(RTTNews) — The Singaporean stock market has fallen in back-to-back trading days, dropping more than 20 points, or 0.7 percent, along the way. The Straits Times Index is now below the plateau of 3,140 points although it may quit the bleeding on Tuesday. The global outlook for Asian markets is murky, with little movement expected among ongoing concerns over Covid-19. European markets were mixed and flat and US bourses were a little higher and Asian markets were to split the difference.
The STI ended slightly lower on Monday following losses from financial stocks, real estate stocks and industrial issues.
The index lost for the day 18.08 points, or 0.57 percent, to close at 3138.97, following trading between 3127.78 and 3160.44. Trading volume was 1.44 billion shares, valued at 1.01 billion Singapore dollars. The number of losers was 285, and 229 gainers were among the active stocks, Ascendas REIT fell 0.33%, CapitaLand rose 0.50%, CapitaLand Integrated Commercial Trust and SembCorp Industries shed 0.48%, City Developments shed 0.29%, and the Comfort DelGro down 1.27%, Dairy Farm International shed 0.74%, and DBS Group down. It declined 0.70 percent, Singapore’s Genting lost 0.61 percent, Cable Corp tumbled 0.94 percent, MapleTree Commercial Trust shed 0.93 percent, MapleTree Logistics Trust shed 0.95 percent, China Offshore Banking Corp declined 1.07 percent, and Shares of China Offshore Banking Inc rose 1.07 percent. SATS 1.81 percent, and Singapore Airlines rose 1.83 percent.
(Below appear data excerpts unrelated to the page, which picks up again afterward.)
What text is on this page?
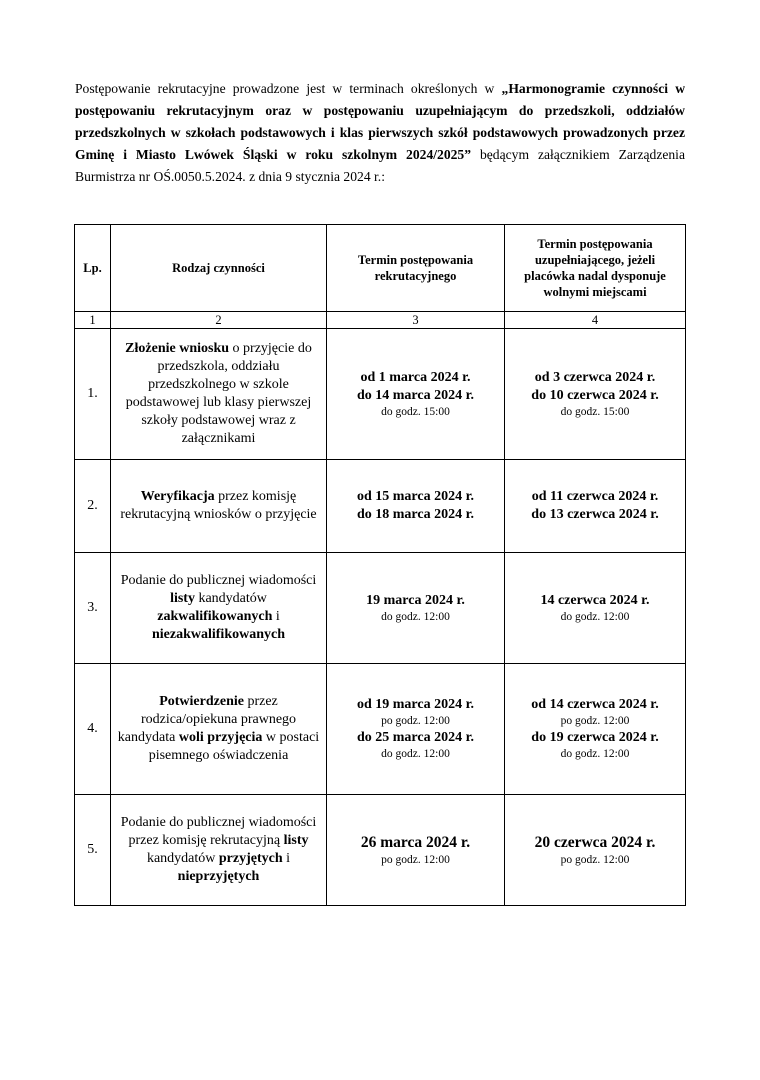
Postępowanie rekrutacyjne prowadzone jest w terminach określonych w „Harmonogramie czynności w postępowaniu rekrutacyjnym oraz w postępowaniu uzupełniającym do przedszkoli, oddziałów przedszkolnych w szkołach podstawowych i klas pierwszych szkół podstawowych prowadzonych przez Gminę i Miasto Lwówek Śląski w roku szkolnym 2024/2025” będącym załącznikiem Zarządzenia Burmistrza nr OŚ.0050.5.2024. z dnia 9 stycznia 2024 r.:
Lp.	Rodzaj czynności	Termin postępowania rekrutacyjnego	Termin postępowania uzupełniającego, jeżeli placówka nadal dysponuje wolnymi miejscami
1	2	3	4
1.	Złożenie wniosku o przyjęcie do przedszkola, oddziału przedszkolnego w szkole podstawowej lub klasy pierwszej szkoły podstawowej wraz z załącznikami	od 1 marca 2024 r.
do 14 marca 2024 r.
do godz. 15:00	od 3 czerwca 2024 r.
do 10 czerwca 2024 r.
do godz. 15:00

2.	Weryfikacja przez komisję rekrutacyjną wniosków o przyjęcie	od 15 marca 2024 r.
do 18 marca 2024 r.	od 11 czerwca 2024 r.
do 13 czerwca 2024 r.

3.	Podanie do publicznej wiadomości listy kandydatów zakwalifikowanych i niezakwalifikowanych	19 marca 2024 r.
do godz. 12:00	14 czerwca 2024 r.
do godz. 12:00

4.	Potwierdzenie przez rodzica/opiekuna prawnego kandydata woli przyjęcia w postaci pisemnego oświadczenia	od 19 marca 2024 r.
po godz. 12:00
do 25 marca 2024 r.
do godz. 12:00	od 14 czerwca 2024 r.
po godz. 12:00
do 19 czerwca 2024 r.
do godz. 12:00

5.	Podanie do publicznej wiadomości przez komisję rekrutacyjną listy kandydatów przyjętych i nieprzyjętych	26 marca 2024 r.
po godz. 12:00	20 czerwca 2024 r.
po godz. 12:00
The Singapore Stock Exchange advanced 0.85 percent, Singapore Press Holdings rose 0.54 percent, Singapore Engineering Technologies fell 0.25 percent, Sing Tel fell 0.89 percent, Tai Beverages fell 0.76 percent, and United Overseas Bank fell 0.46 percent, Wilmar International fell 1.55 percent, and Yangzhijiang Shipbuilding fell 2.13 percent.
Driving from Wall Street points to a temperate upside as the major averages pulled back from a weak begin on Monday, gradually rising throughout the day to close at unused record closing highs.
The Dow Jones index rose 82.76 points, or 0.24 percent, to close at 35,144.31, while the Nasdaq rose 3.72 points, or 0.03 percent, to close at 16,565.31, and the Standard & Poor’s 500 rose 10.51 points, or 0.24 percent, to close at 4422.30.
The choppy trading on Wall Street came at a time when upbeat earnings news escalated with concerns about the spread of novel coronavirus variants.
Traders may also be unwilling to take significant steps ahead of the Federal Reserve’s monetary policy announcement on Wednesday. The Fed is expected to leave rates unchanged, but traders will be paying close attention to any comments regarding the asset purchase program.
In economic news, the Commerce Department showed another sharp drop in unused home sales in June.
Crude oil futures settled lower on Monday amid concerns about the outlook for energy demand due to the rapid spread of the delta variant of the coronavirus in many countries around the world. West Texas Intermediate crude futures for September ended down $0.16, or 0.2 percent, at $71.91 a barrel following four successive days of gains.